Aktor Jan Wieczorkowski sika w krzakach na Wiejskiej – donosi „Super Express”, która to informacja spowoduje zapewne ostrą reakcję PSL. Oto bowiem dalsze szczegóły zajścia: „Aktor chwiejnym krokiem udał się w stronę postoju taksówek. Bacznie rozejrzał się wokół siebie i szybkim krokiem poszedł na trawnik przy chodniku. Swoją potrzebę załatwił w najmniej odpowiednim miejscu – tuż przy pomniku Wincentego Witosa, nieopodal Sejmu”.
Nowy minister gospodarki morskiej Marek Grabarczyk o rządach swojego poprzednika reprezentującego LPR: „Z tego, co widać, w ministerstwie panował wielki bałagan. To wynikało z prostego faktu. Rządzili tu ludzie niezwiązani z morzem. Oni nie rozumieli tego tematu, bo zajmowali się nim tylko zza biurek.
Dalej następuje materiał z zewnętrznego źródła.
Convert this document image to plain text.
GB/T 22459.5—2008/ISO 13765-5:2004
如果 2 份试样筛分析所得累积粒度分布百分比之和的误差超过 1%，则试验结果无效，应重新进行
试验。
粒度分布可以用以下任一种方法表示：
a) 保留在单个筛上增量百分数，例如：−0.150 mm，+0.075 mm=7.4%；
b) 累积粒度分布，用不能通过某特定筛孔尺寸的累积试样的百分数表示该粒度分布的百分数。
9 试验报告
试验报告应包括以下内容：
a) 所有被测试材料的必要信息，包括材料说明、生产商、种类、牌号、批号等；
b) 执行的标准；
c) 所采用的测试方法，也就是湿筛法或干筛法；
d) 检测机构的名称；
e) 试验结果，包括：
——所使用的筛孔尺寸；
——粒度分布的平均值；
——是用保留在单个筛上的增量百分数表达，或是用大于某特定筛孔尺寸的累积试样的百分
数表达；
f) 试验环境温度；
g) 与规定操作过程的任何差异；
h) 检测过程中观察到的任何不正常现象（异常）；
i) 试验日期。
Dochodziło do tego, że chcieli wyznaczyć autostrady morskie bojkami!”.
Tymczasem prezesem zarządu Elektrowni Szczytowo-Pompowej SA w Warszawie został Tomasz Koziński, działacz PiS, który dotychczas z elektrycznością kontakt miał jedynie wówczas, kiedy z niej korzystał. Na pytanie w tej drażliwej sprawie postawione przez „Gazetę Stołeczną” prezes odpowiedział spokojnie: „Jestem człowiekiem spoza tej branży, ale już to nadrobiłem”. Dorzucił jeszcze, nie całkiem à propos, przysłowie chińskie: „Mężczyzna jest tam, gdzie jego obowiązek”.
Przemysław Gosiewski pochwalił się niedawno w telewizji, że sroce spod ogona nie wypadł, a wręcz przeciwnie – może uchodzić za potomka Andrzeja Kmicica, tego z „Potopu”. Sam Kmicic jest wprawdzie postacią fikcyjną, lecz jak dowodzi wicepremier, jego pierwowzorem był niejaki Gosiewski, podobnie jak Sienkiewiczowski bohater, porywczy i skłonny do bijatyki.